Rupanya selain cenderung korup, kekuasaan juga cenderung dipamerkan secara berlebihan. Sifat kekuasaan yang kedua ini mungkin cuma diidap pejabat negeri-negeri bekas jajahan. Saat naik pangkat dan posisi, mental campuran inlander-kolonialis mereka meronta-meronta ingin unjuk gigi, berpikir  inilah saatnya tampil seperti tuan-tuan bekas penjajah dahulu.
Siang, beberapa hari lalu... lampu merah Jalan El Tari baru saja berubah hijau, baru kira-kira 5-10 meter kedaraan-kendaraan kembali bergerak, ketika tiba-tiba mobil terdepan berhenti. Para pengendara kaget. Saya nyaris menubruk kendaraan di depan, beberapa sentimeter lagi, dan hampir pula diseruduk dari belakang.
Di belakang saya, seorang pengemudi mengumpat, "Babi!" berbaur bunyi decit ban dari barisan-barisan lebih jauh.
Rupanya seorang Polantas menghentikan tiba-tiba kendaraan pada jalur yang sedang hijau.
Sekitar semenit bertanya-tanya bingung dalam hati, dari arah Timur dua kendaraan melaju beriringan. Tidak ada bunyi sirine, tetapi seorang polisi bermotor di depan barisan dan sebuah mobil kijang -khalayak di sini menyebut semua yang bermoncong panjang sebagai kijang- bercat hijau tentara dengan kaca berlapis plat film hitam mengikuti di belakang, pertanda orang penting sedang lewat.
Yaelah. Ini orang penting sebegitu sibuk dan padatkah kegiatannya hingga 1-2 menit pun tidak boleh dibuang untuk mengikuti pola normal lampu merah? Halah, paling juga bertemu sebentar dengan sejumlah pejabat Pemda, sore hari ia dan rombongan sudah menikmati ikan bakar di resto pinggiran pantai.
Atau mungkin ia takut dibunuh kalau ikut berhenti di lampur merah? Haish. Memangnya dirinya sepenting dan sekontroversial Pak W*r*nto?
Waktu kecil dahulu saya pikir yang diperkenankan secara legal menerobos lampu merah dan mendapat pengawalan polisi hanya presiden, menteri-menteri, ketua MPR dan Ketua DPR, serta jenazah dan pasien gawat darurat yang diangkut ambulans.
Beberapa tahun terakhir ini, setelah hampir setiap minggu mengalami kejadian serupa, saya duga para pejabat kurang penting juga diberikan kesempatan mencicipi perlakuan istimewa, boleh mengubah lampu merah jadi hijau dan sebaliknya.

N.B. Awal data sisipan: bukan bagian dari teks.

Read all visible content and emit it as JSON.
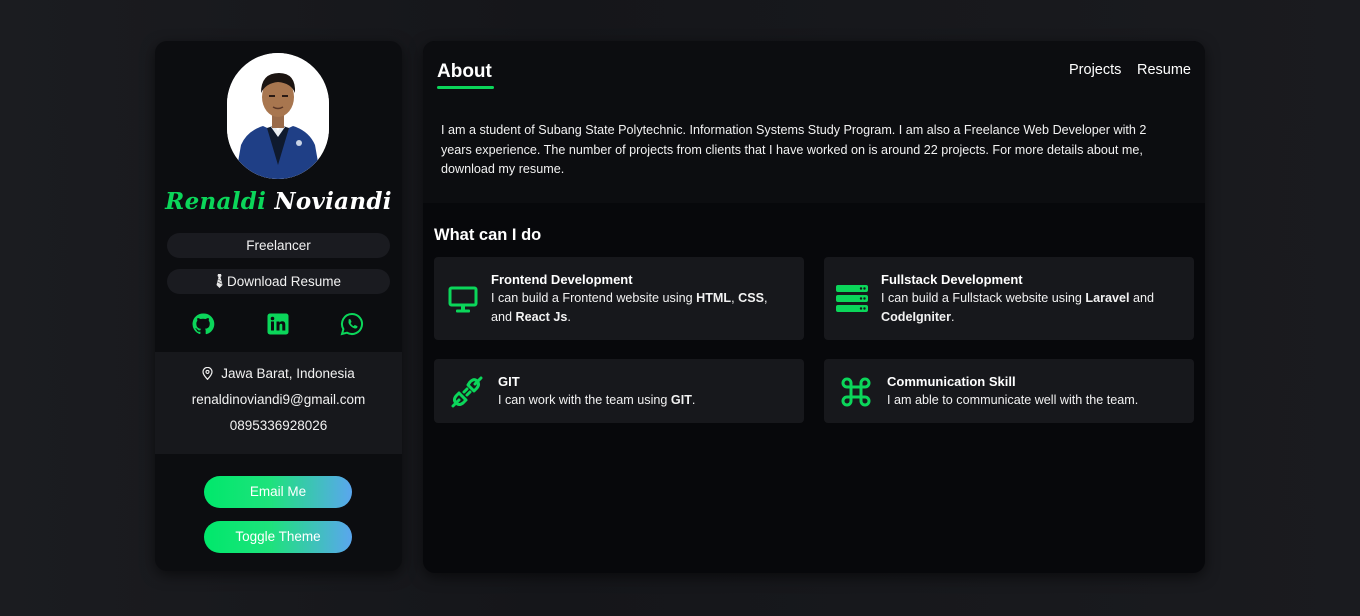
{
  "profile": {
    "first_name": "Renaldi",
    "last_name": "Noviandi",
    "role": "Freelancer",
    "download_label": "Download Resume",
    "download_icon": "necktie-icon",
    "socials": [
      {
        "icon": "github-icon"
      },
      {
        "icon": "linkedin-icon"
      },
      {
        "icon": "whatsapp-icon"
      }
    ],
    "location": "Jawa Barat, Indonesia",
    "email": "renaldinoviandi9@gmail.com",
    "phone": "0895336928026",
    "email_button": "Email Me",
    "theme_button": "Toggle Theme"
  },
  "nav": {
    "title": "About",
    "links": [
      "Projects",
      "Resume"
    ]
  },
  "about": {
    "text": "I am a student of Subang State Polytechnic. Information Systems Study Program. I am also a Freelance Web Developer with 2 years experience. The number of projects from clients that I have worked on is around 22 projects. For more details about me, download my resume."
  },
  "skills": {
    "heading": "What can I do",
    "items": [
      {
        "icon": "monitor-icon",
        "title": "Frontend Development",
        "desc_parts": [
          "I can build a Frontend website using ",
          "HTML",
          ", ",
          "CSS",
          ",",
          " and ",
          "React Js",
          "."
        ]
      },
      {
        "icon": "server-icon",
        "title": "Fullstack Development",
        "desc_parts": [
          "I can build a Fullstack website using ",
          "Laravel",
          " and",
          "CodeIgniter",
          "."
        ]
      },
      {
        "icon": "plug-icon",
        "title": "GIT",
        "desc_parts": [
          "I can work with the team using ",
          "GIT",
          "."
        ]
      },
      {
        "icon": "command-icon",
        "title": "Communication Skill",
        "desc_parts": [
          "I am able to communicate well with the team."
        ]
      }
    ]
  },
  "colors": {
    "accent": "#0bd65a",
    "sidebar_bg": "#0c0d10",
    "card_bg": "#17181c",
    "gradient_start": "#00e86b",
    "gradient_end": "#5aa6ee"
  }
}
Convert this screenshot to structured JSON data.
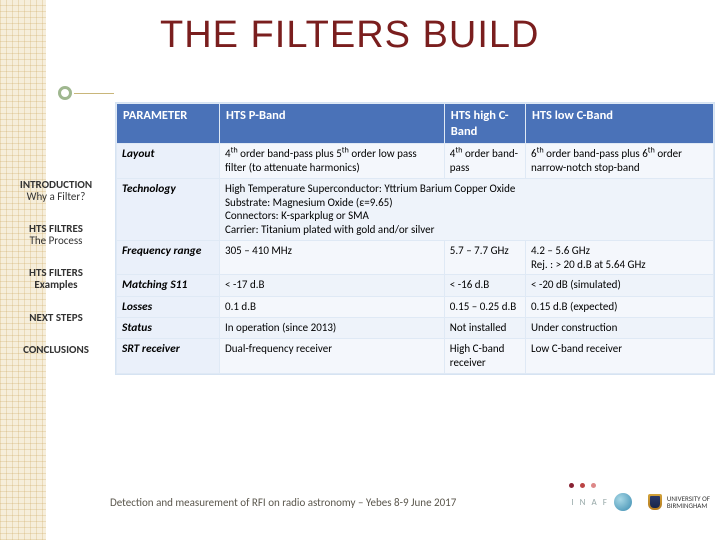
{
  "title": "THE FILTERS BUILD",
  "sidebar": {
    "items": [
      {
        "section": "INTRODUCTION",
        "sub": "Why a Filter?"
      },
      {
        "section": "HTS FILTRES",
        "sub": "The Process"
      },
      {
        "section": "HTS FILTERS",
        "sub": "Examples",
        "active": true
      },
      {
        "section": "NEXT STEPS",
        "sub": ""
      },
      {
        "section": "CONCLUSIONS",
        "sub": ""
      }
    ]
  },
  "table": {
    "columns": [
      "PARAMETER",
      "HTS P-Band",
      "HTS high C-Band",
      "HTS low C-Band"
    ],
    "rows": [
      {
        "header": "Layout",
        "cells": [
          "4th order band-pass plus 5th order low pass filter (to attenuate harmonics)",
          "4th order band-pass",
          "6th order band-pass plus 6th order narrow-notch stop-band"
        ],
        "sup": {
          "0": [
            [
              "4",
              "th"
            ],
            [
              "5",
              "th"
            ]
          ],
          "1": [
            [
              "4",
              "th"
            ]
          ],
          "2": [
            [
              "6",
              "th"
            ],
            [
              "6",
              "th"
            ]
          ]
        }
      },
      {
        "header": "Technology",
        "colspan": 3,
        "cells_joined": "High Temperature Superconductor: Yttrium Barium Copper Oxide\nSubstrate: Magnesium Oxide (ε=9.65)\nConnectors: K-sparkplug or SMA\nCarrier: Titanium plated with gold and/or silver"
      },
      {
        "header": "Frequency range",
        "cells": [
          "305 – 410 MHz",
          "5.7 – 7.7 GHz",
          "4.2 – 5.6 GHz\nRej. : > 20 d.B at 5.64 GHz"
        ]
      },
      {
        "header": "Matching S11",
        "cells": [
          "< -17 d.B",
          "< -16 d.B",
          "< -20 dB (simulated)"
        ]
      },
      {
        "header": "Losses",
        "cells": [
          "0.1 d.B",
          "0.15 – 0.25 d.B",
          "0.15 d.B (expected)"
        ]
      },
      {
        "header": "Status",
        "cells": [
          "In operation (since 2013)",
          "Not installed",
          "Under construction"
        ]
      },
      {
        "header": "SRT receiver",
        "cells": [
          "Dual-frequency receiver",
          "High C-band receiver",
          "Low C-band receiver"
        ]
      }
    ]
  },
  "footer": {
    "caption": "Detection and measurement of RFI on radio astronomy – Yebes 8-9 June 2017",
    "logos": {
      "inaf": "I N A F",
      "bham_line1": "UNIVERSITY OF",
      "bham_line2": "BIRMINGHAM"
    }
  },
  "chart_data": {
    "type": "table",
    "title": "THE FILTERS BUILD",
    "columns": [
      "PARAMETER",
      "HTS P-Band",
      "HTS high C-Band",
      "HTS low C-Band"
    ],
    "rows": [
      [
        "Layout",
        "4th order band-pass plus 5th order low pass filter (to attenuate harmonics)",
        "4th order band-pass",
        "6th order band-pass plus 6th order narrow-notch stop-band"
      ],
      [
        "Technology",
        "High Temperature Superconductor: Yttrium Barium Copper Oxide; Substrate: Magnesium Oxide (ε=9.65); Connectors: K-sparkplug or SMA; Carrier: Titanium plated with gold and/or silver",
        "(same, merged)",
        "(same, merged)"
      ],
      [
        "Frequency range",
        "305 – 410 MHz",
        "5.7 – 7.7 GHz",
        "4.2 – 5.6 GHz; Rej.: > 20 d.B at 5.64 GHz"
      ],
      [
        "Matching S11",
        "< -17 d.B",
        "< -16 d.B",
        "< -20 dB (simulated)"
      ],
      [
        "Losses",
        "0.1 d.B",
        "0.15 – 0.25 d.B",
        "0.15 d.B (expected)"
      ],
      [
        "Status",
        "In operation (since 2013)",
        "Not installed",
        "Under construction"
      ],
      [
        "SRT receiver",
        "Dual-frequency receiver",
        "High C-band receiver",
        "Low C-band receiver"
      ]
    ]
  }
}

Sangkaan bahwa mereka tidak cukup penting -bukan presiden, menteri-menteri, dan para ketua lembaga tinggi negara,- disebabkan kedatangan mereka tidak diberitakan media massa sebelum dan sesudahnya. Selain itu, rombongannya pun hanya 1 motor polisi dan 1 mobil yang biasanya bercat hijau tentara.
Saya tidak tahu jika memang regulasi protokol pengawalan orang-orang besar sudah diubah menjadi lebih ramah pejabat menengah -namun kian bikin susah rakyat- atau ini terjadi karena ada kecenderungan nginjek ke bawah njilat ke atas, kekhasan birokrasi bermental kolonial campur inlander yang belum luntur.